As Lachman’s readers will recognise, this duality informs much of his later writing, which combines philosophical rigour with an openness to mystical and esoteric ideas—a synthesis that echoes the broader dialectical evolution of Western consciousness described by Richard Tarnas. In striving to achieve this balance, Lachman followed in the footsteps not only of Wilson but also of Ouspensky, whom he regarded as the archetype of the artist-philosopher: a man who united romantic vision with rigorous intellect.

But none of this would have been possible without Lachman’s decision to abandon his hard-won, well-remunerated life in the California sun—as he had once abandoned rock stardom—and move to London to pursue his writing career full-time.
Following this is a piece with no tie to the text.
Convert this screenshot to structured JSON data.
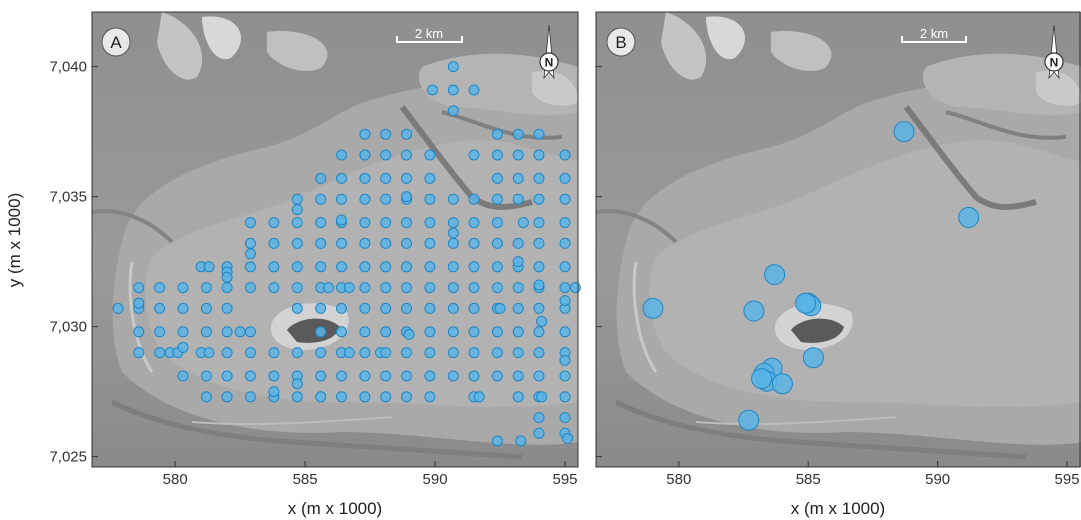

In doing so, he held true to the Gnostic maxim:

“If you bring forth what is within you, what is within you will save you. If you do not bring forth what is within you, what is within you will destroy you.”

“Amor Fati” closes Debbie Harry’s testimonial for the memoir—a reference to an unreleased Blondie track written by Lachman and his avowed life motto. Amor fati, Nietzsche’s “formula for greatness,” denotes love of fate: not merely acceptance of life but affirmation of it, even in its most tragic and uncertain forms. Evelyn Waugh once wrote that “only when one has lost all curiosity about the future has one reached the age to write an autobiography.” Lachman’s memoir concludes in 1996, just after he turned forty, the age at which life proverbially begins. Yet his subsequent twenty-three books on culture, esotericism, and the history and philosophy of consciousness show no diminishment of that curiosity in the face of life’s uncertainty: Lachman’s memoir, to adapt a title of Wilson’s, marks but a voyage to a beginning.